A ausência de regulamentação clara agrava o problema. Atualmente, não há consenso internacional sobre o papel permitido da IA na avaliação científica, embora iniciativas estejam surgindo, como as diretrizes do Committee on Publication Ethics (COPE).
Caminho viável
Dado o cenário, é prudente defender uma automação parcial e supervisionada da revisão por pares, focada nas tarefas mais repetitivas e suscetíveis a erros humanos. Isso inclui triagem técnica inicial (estrutura, metadados, formatos, referências); verificação estatística e de plágio; sugestão de revisores com base em aprendizado de máquina; e resumo automático do conteúdo para editores humanos.

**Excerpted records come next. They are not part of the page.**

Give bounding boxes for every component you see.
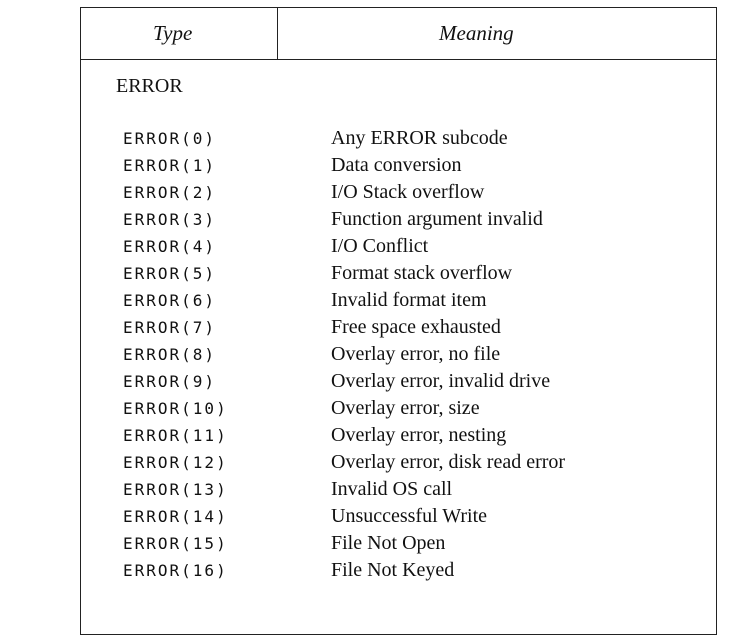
table-row: ERROR(14) Unsuccessful Write [81,504,716,531]
error-code: ERROR(3) [123,210,217,229]
error-code: ERROR(13) [123,480,228,499]
error-code: ERROR(16) [123,561,228,580]
table-row: ERROR(10) Overlay error, size [81,396,716,423]
error-meaning: Unsuccessful Write [331,505,488,527]
error-meaning: Overlay error, invalid drive [331,370,551,392]
table-header-row: Type Meaning [81,8,716,60]
table-row: ERROR(1) Data conversion [81,153,716,180]
error-meaning: I/O Conflict [331,235,429,257]
error-meaning: I/O Stack overflow [331,181,485,203]
error-meaning: Function argument invalid [331,208,543,230]
error-meaning: Overlay error, nesting [331,424,507,446]
error-code: ERROR(10) [123,399,228,418]
error-meaning: Overlay error, no file [331,343,501,365]
table-row: ERROR(9) Overlay error, invalid drive [81,369,716,396]
table-row: ERROR(16) File Not Keyed [81,558,716,585]
error-codes-table: Type Meaning ERROR ERROR(0) Any ERROR su… [80,7,717,635]
column-header-type: Type [153,21,193,45]
error-meaning: Data conversion [331,154,462,176]
column-divider [277,8,278,60]
error-code: ERROR(6) [123,291,217,310]
group-label: ERROR [116,75,183,97]
error-code: ERROR(0) [123,129,217,148]
error-code: ERROR(12) [123,453,228,472]
error-meaning: Invalid OS call [331,478,453,500]
table-row: ERROR(8) Overlay error, no file [81,342,716,369]
error-code: ERROR(5) [123,264,217,283]
table-body: ERROR(0) Any ERROR subcode ERROR(1) Data… [81,126,716,585]
error-meaning: Overlay error, size [331,397,480,419]
error-meaning: Invalid format item [331,289,487,311]
table-row: ERROR(12) Overlay error, disk read error [81,450,716,477]
error-meaning: File Not Keyed [331,559,455,581]
table-row: ERROR(7) Free space exhausted [81,315,716,342]
table-row: ERROR(0) Any ERROR subcode [81,126,716,153]
error-meaning: File Not Open [331,532,446,554]
error-meaning: Format stack overflow [331,262,513,284]
error-code: ERROR(14) [123,507,228,526]
table-row: ERROR(13) Invalid OS call [81,477,716,504]
error-meaning: Any ERROR subcode [331,127,508,149]
error-meaning: Free space exhausted [331,316,501,338]
error-code: ERROR(1) [123,156,217,175]
error-code: ERROR(7) [123,318,217,337]
error-code: ERROR(15) [123,534,228,553]
table-row: ERROR(6) Invalid format item [81,288,716,315]
table-row: ERROR(15) File Not Open [81,531,716,558]
table-row: ERROR(4) I/O Conflict [81,234,716,261]
table-row: ERROR(3) Function argument invalid [81,207,716,234]
table-row: ERROR(11) Overlay error, nesting [81,423,716,450]
error-code: ERROR(4) [123,237,217,256]
error-code: ERROR(9) [123,372,217,391]
table-row: ERROR(2) I/O Stack overflow [81,180,716,207]
error-code: ERROR(2) [123,183,217,202]
column-header-meaning: Meaning [439,21,514,45]
error-meaning: Overlay error, disk read error [331,451,566,473]
error-code: ERROR(8) [123,345,217,364]
error-code: ERROR(11) [123,426,228,445]
table-row: ERROR(5) Format stack overflow [81,261,716,288]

Com isso, os revisores humanos podem se concentrar na análise crítica, teórica e ética do artigo, garantindo um equilíbrio entre agilidade e qualidade. Essa abordagem colaborativa já está sendo adotada em revistas como a PLOS One e IEEE Access, com resultados promissores.
O papel das instituições científicas
Universidades, agências de fomento e editoras científicas precisam liderar esse processo de transição com transparência, formação e regulamentação. É fundamental capacitar pesquisadores para o uso crítico da IA, estabelecer protocolos de validação ética e garantir que o uso da tecnologia seja sempre explicável, auditável e reversível.
A Unesco, em seu relatório sobre Ética da Inteligência Artificial (2021), defende o princípio da “supervisão humana significativa” como critério fundamental para o uso ético da IA em qualquer setor — inclusive o científico.
Sim, é possível — e urgente — colocar o processo de peer review automatizado em debate. A inteligência artificial oferece soluções concretas para desafios reais da ciência contemporânea: o excesso de publicações, a escassez de revisores e a lentidão dos processos. No entanto, o entusiasmo pela eficiência não pode eclipsar o imperativo da ética, da diversidade e da reflexão crítica.
O futuro da revisão por pares deve ser tecnologicamente assistido, mas essencialmente humano. Inteligência artificial pode ser nossa aliada, desde que guiada por inteligência ética e científica. Afinal, a ciência não avança apenas com precisão: ela precisa também de discernimento.